Je serai aussi au salon du livre de Montaigu et Villeneuve sur Lot !
J’espère vous y voir nombreuses et nombreux !
Quand j’étais petit et malade en voiture, mon papa disait souvent : “On est arrivés” alors qu’il voulait dire “on est presque arrivé, plus que 10 minutes si tout va bien”. Et je lui en veux encore pour ces mille fois 10 minutes de mal au cœur.

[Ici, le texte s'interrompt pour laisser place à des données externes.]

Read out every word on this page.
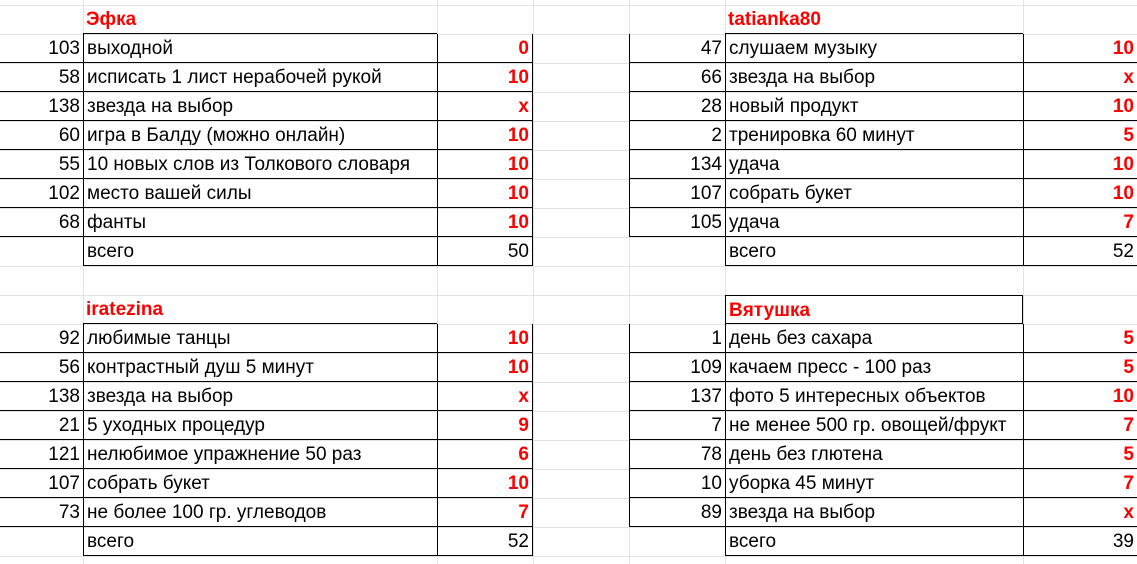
Эфка
103 выходной	0
58 исписать 1 лист нерабочей рукой	10
138 звезда на выбор	x
60 игра в Балду (можно онлайн)	10
55 10 новых слов из Толкового словаря	10
102 место вашей силы	10
68 фанты	10
всего	50
tatianka80
47 слушаем музыку	10
66 звезда на выбор	x
28 новый продукт	10
2 тренировка 60 минут	5
134 удача	10
107 собрать букет	10
105 удача	7
всего	52
iratezina
92 любимые танцы	10
56 контрастный душ 5 минут	10
138 звезда на выбор	x
21 5 уходных процедур	9
121 нелюбимое упражнение 50 раз	6
107 собрать букет	10
73 не более 100 гр. углеводов	7
всего	52
Вятушка
1 день без сахара	5
109 качаем пресс - 100 раз	5
137 фото 5 интересных объектов	10
7 не менее 500 гр. овощей/фрукт	7
78 день без глютена	5
10 уборка 45 минут	7
89 звезда на выбор	x
всего	39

J’ai mis du temps à comprendre que ces petites phrases ne sont pas des mensonges mais des incantations.
Je coris avoir été un jour la patente qui oblige son médecin à se remettre en question et à se défaire de certains comportements ancrés et habituels, mais qui ne conviennent pas à tous.
“- Pourquoi m’envoyez vous faire tel examen plutôt que tel autre ? Je viens d’emménager je suis une nouvelle patiente pour vous.

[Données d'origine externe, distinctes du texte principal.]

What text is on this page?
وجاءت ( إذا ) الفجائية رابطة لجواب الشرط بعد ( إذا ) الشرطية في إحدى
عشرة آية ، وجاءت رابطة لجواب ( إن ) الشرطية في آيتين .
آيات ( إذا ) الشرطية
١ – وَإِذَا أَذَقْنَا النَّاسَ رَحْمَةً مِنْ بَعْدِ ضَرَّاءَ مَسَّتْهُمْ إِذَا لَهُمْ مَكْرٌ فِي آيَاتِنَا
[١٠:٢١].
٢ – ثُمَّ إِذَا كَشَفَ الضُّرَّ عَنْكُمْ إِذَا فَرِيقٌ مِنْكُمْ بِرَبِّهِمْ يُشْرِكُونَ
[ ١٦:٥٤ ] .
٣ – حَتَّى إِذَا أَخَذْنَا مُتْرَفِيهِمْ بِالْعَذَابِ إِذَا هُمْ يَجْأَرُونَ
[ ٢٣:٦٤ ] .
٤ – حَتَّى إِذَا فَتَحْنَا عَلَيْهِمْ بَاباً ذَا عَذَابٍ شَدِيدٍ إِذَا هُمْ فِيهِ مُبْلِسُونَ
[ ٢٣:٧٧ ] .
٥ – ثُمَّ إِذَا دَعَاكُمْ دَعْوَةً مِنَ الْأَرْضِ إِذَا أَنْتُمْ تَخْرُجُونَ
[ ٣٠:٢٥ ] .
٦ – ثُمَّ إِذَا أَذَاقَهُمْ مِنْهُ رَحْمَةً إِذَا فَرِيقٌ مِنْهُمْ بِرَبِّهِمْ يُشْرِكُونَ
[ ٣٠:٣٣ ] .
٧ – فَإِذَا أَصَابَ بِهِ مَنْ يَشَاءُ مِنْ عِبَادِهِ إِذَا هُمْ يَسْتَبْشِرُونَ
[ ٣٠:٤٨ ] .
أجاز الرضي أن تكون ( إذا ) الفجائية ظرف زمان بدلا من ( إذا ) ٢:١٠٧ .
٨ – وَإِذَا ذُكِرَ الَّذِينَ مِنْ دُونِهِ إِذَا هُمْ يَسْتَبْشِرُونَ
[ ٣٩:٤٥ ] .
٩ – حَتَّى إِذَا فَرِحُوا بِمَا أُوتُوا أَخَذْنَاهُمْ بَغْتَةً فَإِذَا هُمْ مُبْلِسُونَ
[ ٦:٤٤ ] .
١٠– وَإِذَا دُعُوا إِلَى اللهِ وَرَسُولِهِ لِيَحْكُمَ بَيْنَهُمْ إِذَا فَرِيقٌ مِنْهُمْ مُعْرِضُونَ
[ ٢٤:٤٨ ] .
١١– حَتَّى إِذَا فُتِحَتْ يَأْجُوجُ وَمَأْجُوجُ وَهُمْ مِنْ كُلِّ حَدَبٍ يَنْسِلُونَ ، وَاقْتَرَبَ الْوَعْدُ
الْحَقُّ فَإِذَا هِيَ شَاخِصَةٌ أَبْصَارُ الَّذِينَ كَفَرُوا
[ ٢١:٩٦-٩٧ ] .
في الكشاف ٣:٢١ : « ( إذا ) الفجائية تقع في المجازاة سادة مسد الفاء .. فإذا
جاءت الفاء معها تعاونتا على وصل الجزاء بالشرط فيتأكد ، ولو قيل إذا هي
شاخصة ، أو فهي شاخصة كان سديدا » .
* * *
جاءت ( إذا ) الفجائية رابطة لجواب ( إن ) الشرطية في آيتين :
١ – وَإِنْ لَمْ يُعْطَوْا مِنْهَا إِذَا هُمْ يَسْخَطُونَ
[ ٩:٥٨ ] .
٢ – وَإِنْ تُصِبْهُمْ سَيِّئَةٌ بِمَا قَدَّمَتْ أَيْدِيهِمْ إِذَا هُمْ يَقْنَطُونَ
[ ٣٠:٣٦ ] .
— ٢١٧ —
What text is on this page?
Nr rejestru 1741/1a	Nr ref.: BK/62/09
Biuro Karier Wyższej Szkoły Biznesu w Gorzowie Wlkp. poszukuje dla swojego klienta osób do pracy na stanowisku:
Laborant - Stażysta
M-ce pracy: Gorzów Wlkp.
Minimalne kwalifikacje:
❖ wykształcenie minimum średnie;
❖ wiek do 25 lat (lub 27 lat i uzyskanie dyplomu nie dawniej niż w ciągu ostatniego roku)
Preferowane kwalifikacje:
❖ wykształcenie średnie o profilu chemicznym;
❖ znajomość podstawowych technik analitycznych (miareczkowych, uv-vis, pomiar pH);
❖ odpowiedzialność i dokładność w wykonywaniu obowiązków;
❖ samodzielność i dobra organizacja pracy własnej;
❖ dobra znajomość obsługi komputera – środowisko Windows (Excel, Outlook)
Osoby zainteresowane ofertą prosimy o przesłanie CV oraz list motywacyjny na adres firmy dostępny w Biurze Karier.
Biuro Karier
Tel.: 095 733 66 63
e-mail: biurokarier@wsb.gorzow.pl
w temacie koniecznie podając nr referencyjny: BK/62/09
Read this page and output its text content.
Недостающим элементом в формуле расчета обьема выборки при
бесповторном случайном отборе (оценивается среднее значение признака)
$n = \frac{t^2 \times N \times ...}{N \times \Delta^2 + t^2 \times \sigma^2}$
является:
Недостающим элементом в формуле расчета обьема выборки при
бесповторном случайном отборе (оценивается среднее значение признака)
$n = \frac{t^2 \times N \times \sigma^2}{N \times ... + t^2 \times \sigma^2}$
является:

Sachez que si je suis là, c’est qu’a priori je vous fais confiance, mais j’ai besoin que vous m’expliquiez le processus de soin dans son ensemble pour pouvoir me l’approprier, avoir le sentiment d’être partie prenante dans mes soins et ne pas me sentir comme un bout de viande que l’on manipule à sa guise en l’envoyant ici ou ailleurs passer tel ou tel examen, sans jamais rien lui expliquer.”
Stupeur dans son regard, il pose son stylo sur son sous-main, appuie son dos sur le dossier de son fauteuil, et me dit : “vous avez raison”.

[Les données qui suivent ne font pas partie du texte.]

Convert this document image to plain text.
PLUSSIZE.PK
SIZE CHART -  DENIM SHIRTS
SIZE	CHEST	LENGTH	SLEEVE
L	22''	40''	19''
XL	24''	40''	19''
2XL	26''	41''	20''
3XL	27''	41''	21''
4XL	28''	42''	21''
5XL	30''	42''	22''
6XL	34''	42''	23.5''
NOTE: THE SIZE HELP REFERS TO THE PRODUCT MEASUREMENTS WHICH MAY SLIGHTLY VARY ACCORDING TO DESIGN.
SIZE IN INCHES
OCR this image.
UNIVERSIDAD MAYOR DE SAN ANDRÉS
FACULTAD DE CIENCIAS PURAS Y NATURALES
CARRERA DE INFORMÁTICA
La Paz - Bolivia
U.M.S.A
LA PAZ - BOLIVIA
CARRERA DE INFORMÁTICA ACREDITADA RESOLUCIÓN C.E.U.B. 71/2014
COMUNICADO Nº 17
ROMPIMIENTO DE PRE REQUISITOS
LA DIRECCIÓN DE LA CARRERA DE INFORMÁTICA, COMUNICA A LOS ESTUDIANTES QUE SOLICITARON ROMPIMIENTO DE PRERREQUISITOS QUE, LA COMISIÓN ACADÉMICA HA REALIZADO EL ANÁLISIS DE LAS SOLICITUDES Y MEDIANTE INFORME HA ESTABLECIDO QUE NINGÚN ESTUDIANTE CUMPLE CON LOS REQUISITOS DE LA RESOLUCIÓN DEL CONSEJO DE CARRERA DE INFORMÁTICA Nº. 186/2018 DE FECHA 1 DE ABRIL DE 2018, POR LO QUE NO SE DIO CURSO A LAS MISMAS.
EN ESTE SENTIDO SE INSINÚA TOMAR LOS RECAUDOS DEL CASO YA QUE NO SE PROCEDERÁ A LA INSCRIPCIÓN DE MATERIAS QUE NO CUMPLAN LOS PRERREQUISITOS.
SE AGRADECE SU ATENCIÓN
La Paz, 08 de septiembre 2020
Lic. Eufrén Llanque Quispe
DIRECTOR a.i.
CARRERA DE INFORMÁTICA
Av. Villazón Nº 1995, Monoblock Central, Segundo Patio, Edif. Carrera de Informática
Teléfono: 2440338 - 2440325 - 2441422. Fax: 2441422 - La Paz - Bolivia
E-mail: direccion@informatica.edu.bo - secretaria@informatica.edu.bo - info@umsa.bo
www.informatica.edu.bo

Depuis cet événement, il a intégré dans son approche envers moi ce besoin de compréhension qui me caractérise et trouve toujours le temps nécessaire pour m’expliquer ce qui m’attend.
Nos médecins ne sont pas des surhommes, ils n’ont pas le pouvoir de nous comprendre si nous n’expliquons notre mal-être, notre ressenti, ou nos besoins,mais Dieu merci ils ont pour une très grande part d’entre eux, l’intellignce, et la sensibilité nécessaire pour s’adapter à nos demandes si nous les formulons clairement.
N’oublions pas que nous aussi patients, avons un rôle non négligeable à jouer dans le bon déroulé de nos consultations que ce soit auprès de notre médecin de famille ou auprès d’un autre que nous ne verrons qu’une fois.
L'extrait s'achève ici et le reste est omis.